Propriété de la région Bretagne, le port de Saint-Malo était concédé depuis 1957 à la CCI du département de l'Ille et Vilaine (CCI 35), qui assurait également la gestion de celui de Cancale. Dans le cadre du renouvellement de cette concession, un appel d'offres avait été lancé et lors de la clôture des candidatures le 3 septembre dernier, deux candidats étaient en lice : la CCI départementale et la société privée Edeis. C'est le groupe d'Ivry-sur-Seine spécialisé dans l'ingénierie et la gestion d'infrastructures qui était sorti finaliste de cette compétition.

Le vote du Conseil régional du 4 novembre devait le confirmer. C'est chose faite. L'opérateur privé assurera donc la concession au 1er janvier prochain pour une durée de 10 ans. Edeis est déjà présent dans l'Ouest avec la gestion de l'aéroport de Vannes, au même titre que 18 autres plateformes aéroportuaires en France. C'est sur la base de cette expérience en tant que concessionnaire aéroportuaire qu'il s'est plus récemment positionné dans le secteur portuaire, essentiellement comme partenaire des collectivités, dans le secteur de la plaisance (marinas) et au travers de délégations de services public et/ou de missions d’ingénierie (nouveaux usages, contraintes environnementales...)

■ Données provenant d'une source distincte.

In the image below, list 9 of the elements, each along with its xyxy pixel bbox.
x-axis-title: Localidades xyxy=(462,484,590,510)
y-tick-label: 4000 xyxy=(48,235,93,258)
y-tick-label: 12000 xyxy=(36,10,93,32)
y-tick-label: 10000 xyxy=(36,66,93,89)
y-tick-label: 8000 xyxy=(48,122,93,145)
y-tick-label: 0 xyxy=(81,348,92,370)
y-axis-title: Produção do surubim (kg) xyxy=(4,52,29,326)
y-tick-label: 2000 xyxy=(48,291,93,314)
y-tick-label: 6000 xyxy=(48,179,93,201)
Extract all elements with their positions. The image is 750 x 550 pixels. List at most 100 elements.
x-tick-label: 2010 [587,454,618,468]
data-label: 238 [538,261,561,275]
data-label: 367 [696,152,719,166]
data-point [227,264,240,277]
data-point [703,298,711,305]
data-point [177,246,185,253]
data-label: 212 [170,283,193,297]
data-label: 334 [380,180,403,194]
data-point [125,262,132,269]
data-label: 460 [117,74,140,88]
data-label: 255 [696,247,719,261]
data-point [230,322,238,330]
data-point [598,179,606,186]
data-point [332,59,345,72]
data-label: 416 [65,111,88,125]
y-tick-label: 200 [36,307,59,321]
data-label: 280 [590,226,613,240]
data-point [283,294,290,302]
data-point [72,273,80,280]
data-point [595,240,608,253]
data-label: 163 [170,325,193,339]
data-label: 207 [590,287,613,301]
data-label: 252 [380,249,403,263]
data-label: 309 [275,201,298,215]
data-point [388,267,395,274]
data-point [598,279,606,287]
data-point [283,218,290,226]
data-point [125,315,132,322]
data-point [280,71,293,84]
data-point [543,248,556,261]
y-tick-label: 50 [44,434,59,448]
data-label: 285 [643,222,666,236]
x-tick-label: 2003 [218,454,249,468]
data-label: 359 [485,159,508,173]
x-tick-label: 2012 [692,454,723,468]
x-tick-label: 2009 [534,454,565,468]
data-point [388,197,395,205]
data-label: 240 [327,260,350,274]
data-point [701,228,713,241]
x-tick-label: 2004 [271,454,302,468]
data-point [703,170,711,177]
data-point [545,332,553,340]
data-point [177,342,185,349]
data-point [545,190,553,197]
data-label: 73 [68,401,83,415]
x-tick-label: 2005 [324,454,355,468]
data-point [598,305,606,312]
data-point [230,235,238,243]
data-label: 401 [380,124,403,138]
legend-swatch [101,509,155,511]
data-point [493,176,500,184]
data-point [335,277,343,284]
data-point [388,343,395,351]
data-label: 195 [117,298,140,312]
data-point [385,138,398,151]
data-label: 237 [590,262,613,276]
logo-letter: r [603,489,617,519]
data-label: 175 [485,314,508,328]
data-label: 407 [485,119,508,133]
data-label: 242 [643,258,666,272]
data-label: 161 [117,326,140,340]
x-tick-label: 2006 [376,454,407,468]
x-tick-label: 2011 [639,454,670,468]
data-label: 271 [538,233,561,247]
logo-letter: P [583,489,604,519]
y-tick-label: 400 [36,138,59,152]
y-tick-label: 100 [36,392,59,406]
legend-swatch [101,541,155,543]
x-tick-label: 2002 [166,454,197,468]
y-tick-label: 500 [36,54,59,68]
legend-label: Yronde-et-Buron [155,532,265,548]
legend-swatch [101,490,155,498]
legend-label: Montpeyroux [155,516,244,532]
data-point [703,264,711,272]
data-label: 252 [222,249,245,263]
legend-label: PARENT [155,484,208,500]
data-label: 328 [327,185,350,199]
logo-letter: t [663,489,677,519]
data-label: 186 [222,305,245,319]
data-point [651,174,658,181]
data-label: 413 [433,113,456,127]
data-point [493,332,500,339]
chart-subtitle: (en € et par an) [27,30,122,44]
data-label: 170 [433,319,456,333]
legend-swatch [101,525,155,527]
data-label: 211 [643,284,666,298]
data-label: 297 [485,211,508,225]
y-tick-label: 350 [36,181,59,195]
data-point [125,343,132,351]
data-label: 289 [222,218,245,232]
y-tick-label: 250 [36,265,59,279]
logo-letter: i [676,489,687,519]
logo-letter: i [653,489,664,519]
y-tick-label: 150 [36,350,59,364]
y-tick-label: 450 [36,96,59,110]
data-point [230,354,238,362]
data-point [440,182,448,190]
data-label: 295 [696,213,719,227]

Le groupe s’engage à investir 50 M€ d’ici à 2030 à Saint-Malo, qui regroupe à la fois des activités de pêche, de réparation navale et de transport. La Région, de son côté, devrait abonder à hauteur de 140 M€, dont 110 millions pour moderniser le terminal ferry du Naye. 

Choix d'une structure privée

« Le projet que notre société porte depuis 10 mois pour Saint Malo et Cancale a été choisi par le Conseil Régional de Bretagne. Edeis, dont la vocation est d’être un partenaire ancré dans les territoires pour favoriser leur développement, trouve dans cette concession l’application évidente de son rôle d’allié des territoires. C’est dans cet état d’esprit que nous allons immédiatement prendre contact avec le gestionnaire actuel, afin de préparer au mieux cette transition », a réagi Jean-Luc Schnoebelen.

La CCI Ille-et-Vilaine, qui dans la foulée de la décision en septembre, avait publié une lettre ouverte pour critiquer le choix d'« une structure privée, basée en région parisienne et totalement dénuée d’expérience dans le domaine portuaire »,  fait savoir aujourd'hui qu'elle « restera très attentive aux conditions dans lesquelles les entreprises liées aux ports pourront y exercer leurs activités. Il en ira de leur compétitivité et des emplois qui en dépendent. La CCI demeurera, aux côtés des entreprises, un partenaire impliqué et vigilant, notamment à la préservation du caractère industriel et commercial de cet équipement très structurant pour l’économie bretonne ».